The whole reason for asking about lyrics in the vein of Dylan's which
could pierce the  social consciousness, is not that all or even most
songs should protest the "the man," but, more in line with Steve's
question about how the recording industry might be revamped, I would
ask why it is that there are so very, very few mainstream rock stations
that play contemporary songs with lyrics that take us to the edge. 
(Other than Rap), is it that they are not being written by the younger
generation, or is there a subtle form of censorship in play under the
guise of more centralized "program management"? 
  
inkwell.vue.297 : The Love X Nowhere
permalink #74 of 205: Steve Silberman (digaman) Thu 19 Apr 07 20:30
    
> is it that they are not being written by the younger
 generation

I think there's a more pervasive, but less verbal, rebellion among young
people now -- almost an *emotional* form of protest.  Like DiPrima (again
with the DePrima) told me, the Beat aura of "cool" was not an emotional
bluntedness, but an active refusal to simulate societally dictated ersatz
sentiment.  I think behind a lot of music young people like these days,
there's an affective disobedience, expressed in phrases like "We Were Dead
Before the Ship Even Sank." I'm not that big on Isaac's voice, but 
Modest Mouse certainly delivers with those titles, and Johnny Marr rocks 
-- the Smiths' "How Soon is Now?" is maybe my favorite rock title ever.)

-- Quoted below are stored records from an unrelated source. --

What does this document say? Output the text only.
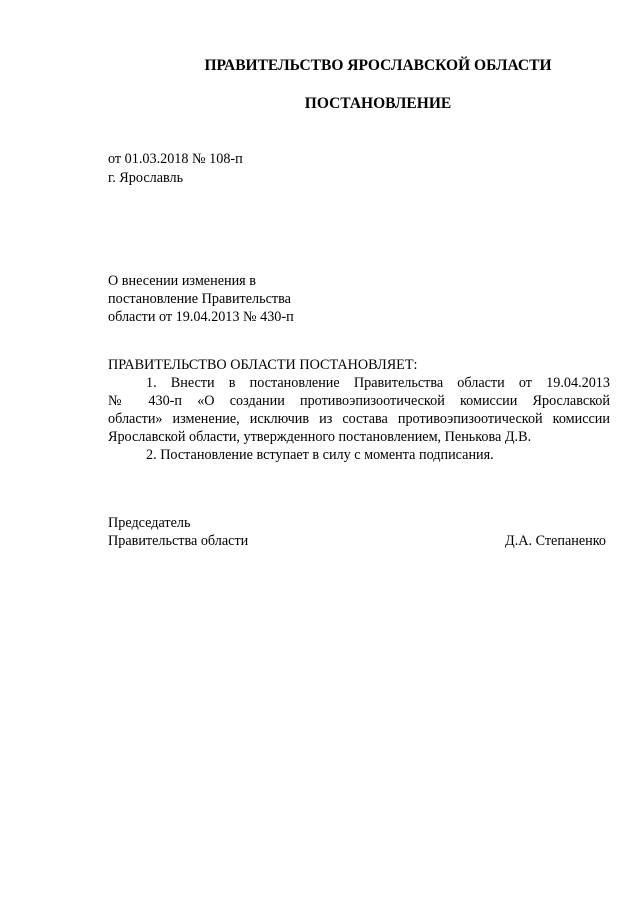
ПРАВИТЕЛЬСТВО ЯРОСЛАВСКОЙ ОБЛАСТИ
ПОСТАНОВЛЕНИЕ
от 01.03.2018 № 108-п
г. Ярославль
О внесении изменения в
постановление Правительства
области от 19.04.2013 № 430-п
ПРАВИТЕЛЬСТВО ОБЛАСТИ ПОСТАНОВЛЯЕТ:
1. Внести в постановление Правительства области от 19.04.2013
№ 430-п «О создании противоэпизоотической комиссии Ярославской
области» изменение, исключив из состава противоэпизоотической комиссии
Ярославской области, утвержденного постановлением, Пенькова Д.В.
2. Постановление вступает в силу с момента подписания.
Председатель
Правительства области	Д.А. Степаненко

Rebellion a la punk -- a revolution of attitude.
  
inkwell.vue.297 : The Love X Nowhere
permalink #75 of 205: Adam Perry (adamice9) Thu 19 Apr 07 20:48
    
That emotional form of protest is exactly what Arcade Fire tapped into
with their hugely popular debut album "Funeral." And it's no accident
that they dress much like the London Calling-era Clash onstage. Punk
rock army fatigues. 

I'm also wondering what are the favorite current San Francisco bands
of everyone here who *isn't* in The Love X Nowhere.